When it comes to transit in NYC, as most people know, the MTA is the entity responsible for the operations, maintenance, and expansion of service for our subway trains and buses. What people don’t tend to realize is that the Governor of New York essentially controls the MTA and has the most power to unilaterally make decisions about where transit service goes and how good that service is.

Why is this? It’s because the Governor decides the MTA’s yearly budget, appoints a significant portion of the MTA’s Board, gets to pick the MTA’s CEO, and possesses so much unwritten influence over the MTA that they can pretty much command the agency to do whatever they want knowing that the Governor’s pen is what ultimately defines their funding, leadership, and overall priorities.

This influence is why Riders Alliance primarily targets the Governor for campaigns dealing with MTA service. For example, providing #6MinuteService on MTA buses and subways is directly tied to the MTA’s operating budget, which the Governor decides in the state budget each fiscal year. That means gaining the Governor’s support for #6MinuteService is actually the most important component in winning that improvement — not the MTA, not its Board or its CEO.

It’s this disconnect between who we can intuitively assume is responsible and who actually has the power to enact change that makes advocating for better transit incredibly difficult to navigate.

The Mayor

Besides the Governor, the Mayor of NYC also has an important role to play in improving transit. The most important thing the Mayor is responsible for is commanding NYC’s Department of Transportation, which controls NYC’s streets. Do you see where this is going?

While the Governor and the MTA are responsible for where buses go and how often they go there, the Mayor’s DOT is responsible for making sure our streets are able to accommodate high quality transit service if and when the MTA provides it.

For example, the Governor could give the MTA enough funding to have buses running every five minutes 24/7 in all five boroughs, but none of that would matter if those highly frequent buses were all stuck in traffic.

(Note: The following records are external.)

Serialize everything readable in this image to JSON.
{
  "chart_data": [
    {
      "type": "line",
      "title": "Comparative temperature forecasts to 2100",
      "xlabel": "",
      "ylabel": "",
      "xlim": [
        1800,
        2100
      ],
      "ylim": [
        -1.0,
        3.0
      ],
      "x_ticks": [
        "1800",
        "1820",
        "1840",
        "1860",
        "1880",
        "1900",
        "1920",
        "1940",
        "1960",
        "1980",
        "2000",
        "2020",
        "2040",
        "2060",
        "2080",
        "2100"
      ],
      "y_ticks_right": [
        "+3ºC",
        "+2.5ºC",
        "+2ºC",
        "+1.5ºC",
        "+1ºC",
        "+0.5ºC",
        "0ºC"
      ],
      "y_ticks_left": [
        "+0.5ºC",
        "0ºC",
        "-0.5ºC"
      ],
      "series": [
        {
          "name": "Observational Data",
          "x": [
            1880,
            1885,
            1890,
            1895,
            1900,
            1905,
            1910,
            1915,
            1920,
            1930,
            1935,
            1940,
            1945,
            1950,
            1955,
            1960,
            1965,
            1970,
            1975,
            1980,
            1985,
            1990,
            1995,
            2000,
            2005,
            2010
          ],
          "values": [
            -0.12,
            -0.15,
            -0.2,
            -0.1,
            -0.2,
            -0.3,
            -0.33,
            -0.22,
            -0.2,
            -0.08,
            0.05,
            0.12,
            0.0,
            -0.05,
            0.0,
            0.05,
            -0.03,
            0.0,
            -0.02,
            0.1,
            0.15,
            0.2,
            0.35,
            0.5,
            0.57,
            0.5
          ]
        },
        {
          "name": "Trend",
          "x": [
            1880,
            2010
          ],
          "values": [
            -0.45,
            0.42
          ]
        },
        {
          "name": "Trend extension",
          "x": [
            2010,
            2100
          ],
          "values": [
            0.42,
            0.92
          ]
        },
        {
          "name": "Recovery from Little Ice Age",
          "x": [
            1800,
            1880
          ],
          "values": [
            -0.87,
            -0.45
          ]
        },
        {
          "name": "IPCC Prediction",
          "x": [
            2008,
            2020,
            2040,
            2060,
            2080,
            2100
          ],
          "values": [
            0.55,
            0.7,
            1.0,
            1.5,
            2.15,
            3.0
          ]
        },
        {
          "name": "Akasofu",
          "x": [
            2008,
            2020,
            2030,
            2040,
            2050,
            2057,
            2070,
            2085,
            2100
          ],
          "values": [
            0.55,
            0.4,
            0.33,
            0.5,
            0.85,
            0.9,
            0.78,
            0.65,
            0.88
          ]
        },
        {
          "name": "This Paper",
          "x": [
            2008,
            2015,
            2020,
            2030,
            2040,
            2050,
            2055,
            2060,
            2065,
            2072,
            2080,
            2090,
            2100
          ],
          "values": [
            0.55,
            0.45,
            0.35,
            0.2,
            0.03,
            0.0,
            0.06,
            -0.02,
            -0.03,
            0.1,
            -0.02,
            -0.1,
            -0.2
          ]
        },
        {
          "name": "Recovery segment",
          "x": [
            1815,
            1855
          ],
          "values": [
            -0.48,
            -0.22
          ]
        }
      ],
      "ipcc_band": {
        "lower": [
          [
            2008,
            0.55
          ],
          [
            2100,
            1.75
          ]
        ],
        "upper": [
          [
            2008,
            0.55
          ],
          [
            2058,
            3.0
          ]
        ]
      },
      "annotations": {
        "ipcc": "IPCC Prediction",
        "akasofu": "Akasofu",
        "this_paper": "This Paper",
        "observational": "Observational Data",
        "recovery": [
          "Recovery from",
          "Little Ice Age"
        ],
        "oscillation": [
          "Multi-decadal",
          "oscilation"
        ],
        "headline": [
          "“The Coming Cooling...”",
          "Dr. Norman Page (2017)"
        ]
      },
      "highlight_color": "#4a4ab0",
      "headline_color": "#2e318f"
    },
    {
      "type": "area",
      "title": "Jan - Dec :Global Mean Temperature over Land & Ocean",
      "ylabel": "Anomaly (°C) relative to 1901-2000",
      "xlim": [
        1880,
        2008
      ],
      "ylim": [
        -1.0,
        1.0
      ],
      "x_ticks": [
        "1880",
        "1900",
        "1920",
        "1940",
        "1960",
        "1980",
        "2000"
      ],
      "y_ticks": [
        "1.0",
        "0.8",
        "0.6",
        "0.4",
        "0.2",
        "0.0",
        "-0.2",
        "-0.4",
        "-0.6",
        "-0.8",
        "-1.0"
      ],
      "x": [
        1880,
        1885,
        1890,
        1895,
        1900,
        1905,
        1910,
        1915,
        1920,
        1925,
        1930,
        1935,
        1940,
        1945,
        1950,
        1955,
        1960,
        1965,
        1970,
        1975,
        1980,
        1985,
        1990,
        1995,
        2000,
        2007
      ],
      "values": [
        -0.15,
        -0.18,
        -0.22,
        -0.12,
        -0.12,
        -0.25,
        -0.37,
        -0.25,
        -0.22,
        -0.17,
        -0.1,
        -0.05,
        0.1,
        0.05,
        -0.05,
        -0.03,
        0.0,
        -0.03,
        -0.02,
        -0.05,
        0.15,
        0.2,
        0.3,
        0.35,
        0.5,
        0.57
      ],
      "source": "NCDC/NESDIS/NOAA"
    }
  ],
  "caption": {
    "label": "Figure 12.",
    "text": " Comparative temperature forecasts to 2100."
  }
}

The Mayor and the DOT are the ones that design, construct, and maintain the infrastructure needed to support transit like dedicated bus lanes and car-free transit corridors.

Why it all matters

Together, the Governor and the Mayor, although they aren’t the *only* entities that we should be holding accountable — the NYC Council and the NYS Legislature have their own part in this equation, too — they are the primary targets whose will can solve most every transit related issue our city faces.

And while navigating a political landscape that often feels like a massive, faceless bureaucracy can be difficult, we have to remember that it’s all controlled by elected officials who, at the end of the day, are each accountable to voters. Empowering people through education is the first step in organizing them into a concentrated voice and constituency for positive change that can influence those in power to do what’s right for the people they serve.